To give the pavilion that ‘Chinese spirit’, Jiakun designed a dynamic form that resembles an archer poised to shoot an arrow from his bow. “The mechanical installation demonstrates a new structural concept: a series of layered spring steels, stacked thick at the bottom and thinner at the top, connected by bolts that play the role of ‘bow’.
Explains Liu, “Cables that work as ‘string’ pull the bow back, with the support of steel beams at the bottom as the ‘arrow’, to maintain balance. The elasticity and tension from the materials form an unsupported, self-stabilising structure that is full of inner energy.”

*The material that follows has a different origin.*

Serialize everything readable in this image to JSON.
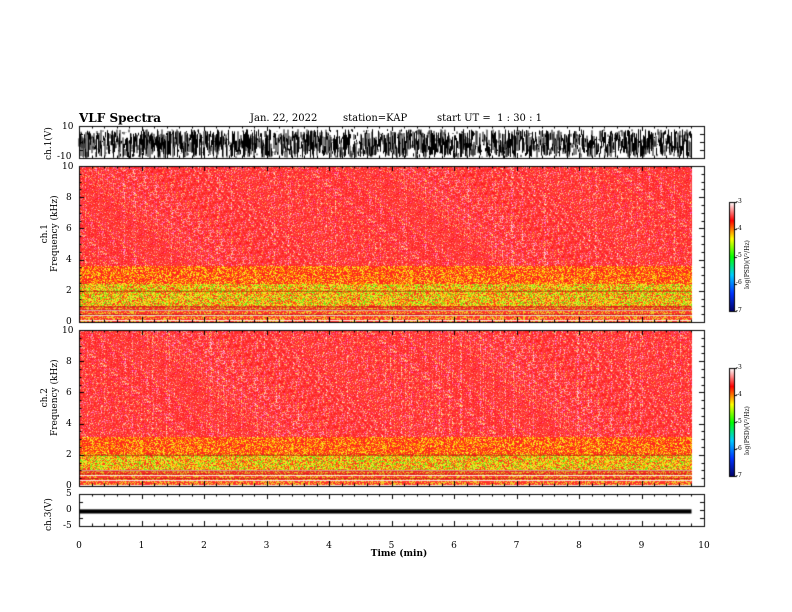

Powerful movement and balance: these elements counter each other in Jiakun’s thoughtful and precise design, making Beijing’s first Serpentine Pavilion a physical embodiment of junzi, a Confucian concept pursued by the “superior man,” says Jiakun.
The architect also drew on the form and materials of the nearby Forbidden City, paying tribute to China’s heritage. He used “jin zhuan, a special floor tile used for the Forbidden City in ancient China and fired in the southern region of the Yangtze River,” he says, and he referenced the arched forms of the Forbidden City’s roofs. “In line with the architectural design of the Forbidden City, we used anti-warping methods, echoing the cornices of China’s traditional roofs.”
The resulting structure is dynamic and beautiful in its apparent simplicity – and yet Jiakun says the sense of movement was harder to achieve than it looks. He explains, “The new structural mechanics, the ‘bow-arch structure’… seems simple, but actually, it required calculations and testing at every step of the way.”